Farber, who has won a string of best director awards in South Africa and whose work has been honoured elsewhere, is no stranger to visceral drama. Her plays often include personal testimonies from her cast.
Her 2001 work “Amajuba” is based on the stories of five South African cast members who came of age during the final years of apartheid.
The December 16 attack, which saw the victim’s male friend badly beaten by the six alleged assailants, is at the heart of “Nirbhaya,” which features five other storylines.
The cast includes Jagannathan, as well as two other actresses and two more women who make their stage debuts.
All five relate personal experiences dealing with sexual abuse and assaults as children and adults.
Astrologer Sneha Jawale’s monologue recounts her marriage to a man who doused her in kerosene and lit a match, leaving her with facial scars—all in an effort to extort a higher dowry from her parents.
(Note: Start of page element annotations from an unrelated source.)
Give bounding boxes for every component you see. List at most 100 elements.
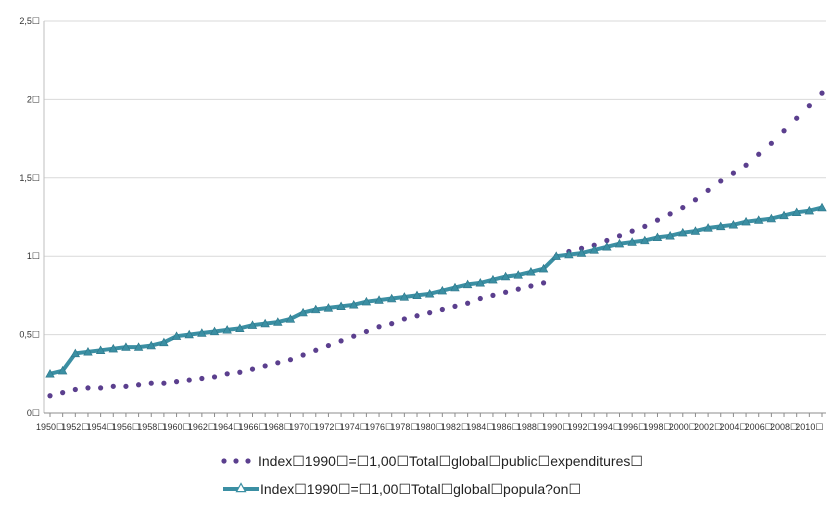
x-tick-label: 1972☐ — [314, 422, 342, 432]
data-point-population — [665, 230, 675, 240]
x-tick-label: 1996☐ — [618, 422, 646, 432]
data-point-population — [57, 365, 68, 375]
data-point-public-expenditures — [743, 162, 749, 168]
data-point-population — [614, 238, 625, 248]
data-point-population — [361, 296, 372, 306]
axes — [43, 21, 826, 417]
data-point-public-expenditures — [439, 306, 445, 313]
data-point-public-expenditures — [515, 286, 521, 292]
data-point-public-expenditures — [338, 338, 344, 344]
x-tick-label: 1950☐ — [36, 422, 64, 432]
data-point-population — [640, 235, 650, 245]
x-tick-label: 2010☐ — [795, 422, 823, 432]
data-point-public-expenditures — [427, 310, 433, 316]
data-point-public-expenditures — [287, 357, 294, 363]
data-point-population — [475, 278, 486, 287]
data-point-public-expenditures — [680, 204, 686, 211]
data-point-population — [703, 223, 713, 232]
data-point-public-expenditures — [249, 366, 256, 372]
data-point-public-expenditures — [325, 342, 332, 349]
data-point-public-expenditures — [718, 178, 724, 184]
data-point-population — [70, 348, 81, 358]
data-point-population — [791, 207, 802, 216]
data-point-population — [311, 304, 321, 314]
data-point-population — [171, 331, 182, 340]
x-tick-label: 2004☐ — [719, 422, 747, 432]
y-tick-label: 0,5☐ — [19, 330, 40, 340]
data-point-public-expenditures — [540, 280, 547, 286]
data-point-public-expenditures — [705, 187, 711, 193]
data-point-public-expenditures — [642, 223, 648, 230]
data-point-population — [146, 340, 156, 350]
data-point-population — [45, 368, 55, 378]
data-point-public-expenditures — [414, 313, 420, 319]
data-point-population — [247, 320, 258, 329]
data-point-population — [424, 289, 435, 298]
data-point-public-expenditures — [313, 347, 319, 353]
data-point-public-expenditures — [211, 374, 218, 380]
x-tick-label: 1988☐ — [517, 422, 545, 432]
data-point-population — [121, 342, 131, 351]
data-point-public-expenditures — [275, 360, 281, 366]
data-point-public-expenditures — [465, 300, 471, 306]
data-point-population — [209, 326, 220, 336]
x-tick-label: 1990☐ — [542, 422, 570, 432]
data-point-public-expenditures — [616, 233, 623, 239]
x-tick-label: 1966☐ — [238, 422, 266, 432]
x-tick-label: 1956☐ — [112, 422, 140, 432]
data-point-public-expenditures — [363, 328, 369, 335]
data-point-public-expenditures — [199, 375, 205, 382]
data-point-public-expenditures — [173, 379, 180, 385]
data-point-public-expenditures — [490, 292, 496, 298]
data-point-public-expenditures — [224, 371, 230, 377]
data-point-public-expenditures — [730, 170, 737, 176]
legend-triangle-marker — [235, 482, 247, 493]
data-point-public-expenditures — [237, 369, 243, 375]
data-point-population — [450, 282, 460, 292]
data-point-public-expenditures — [300, 352, 306, 358]
gridlines — [44, 20, 826, 414]
y-tick-label: 0☐ — [27, 408, 40, 418]
data-point-public-expenditures — [604, 237, 610, 244]
data-point-population — [412, 290, 422, 300]
data-point-population — [488, 274, 498, 284]
y-tick-label: 2,5☐ — [19, 16, 40, 26]
x-tick-label: 1992☐ — [567, 422, 595, 432]
data-point-public-expenditures — [794, 115, 800, 121]
data-point-public-expenditures — [401, 316, 407, 322]
data-point-population — [399, 292, 410, 301]
data-point-public-expenditures — [351, 333, 357, 339]
legend-item-population: Index☐1990☐=☐1,00☐Total☐global☐popula?on… — [223, 481, 581, 497]
data-point-population — [374, 295, 384, 304]
data-point-public-expenditures — [756, 151, 762, 157]
data-point-population — [728, 220, 739, 229]
legend-swatch-dotted — [221, 458, 251, 464]
data-point-population — [108, 343, 118, 353]
data-point-population — [437, 285, 448, 295]
x-tick-label: 1954☐ — [87, 422, 115, 432]
data-point-population — [83, 347, 93, 356]
data-point-population — [779, 210, 789, 220]
y-tick-label: 1,5☐ — [19, 173, 40, 183]
data-point-population — [349, 299, 359, 309]
data-point-public-expenditures — [98, 385, 104, 391]
data-point-public-expenditures — [186, 377, 192, 383]
data-point-public-expenditures — [692, 197, 699, 203]
data-point-public-expenditures — [503, 289, 509, 295]
data-point-population — [386, 293, 397, 303]
x-tick-label: 1986☐ — [492, 422, 520, 432]
y-tick-labels: 0☐ 0,5☐ 1☐ 1,5☐ 2☐ 2,5☐ — [19, 16, 40, 418]
data-point-public-expenditures — [47, 393, 53, 399]
y-tick-label: 2☐ — [27, 94, 40, 104]
data-point-population — [159, 337, 169, 347]
data-point-population — [804, 205, 815, 215]
x-tick-labels: 1950☐1952☐1954☐1956☐1958☐1960☐1962☐1964☐… — [36, 422, 823, 432]
data-point-population — [260, 318, 270, 328]
data-point-public-expenditures — [528, 283, 534, 289]
data-point-public-expenditures — [110, 383, 116, 389]
data-point-population — [690, 226, 701, 235]
x-tick-label: 1962☐ — [188, 422, 216, 432]
x-tick-label: 2008☐ — [770, 422, 798, 432]
data-point-population — [235, 323, 245, 332]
A single actor performs all male roles in the play, including the part of the Delhi rape victim’s friend as well as the main accused, who hanged himself in jail in March.
The young woman is played by popular actor-singer-songwriter Japjit Kaur, who sings but doesn’t speak on stage.
“I didn’t want to put words into her mouth. We may never know who she really was so I presented her as an icon, an archetype,” Farber said.
The victim’s family know of the play, she added.
The attack fuelled a furious debate about the status and safety of women in India, an issue that exploded again when five men gang-raped a 23-year-old photographer Thursday in financial hub Mumbai.
“It would be a grave mistake to just dump the problem of sexual violence onto India and leave it at that,” Farber said.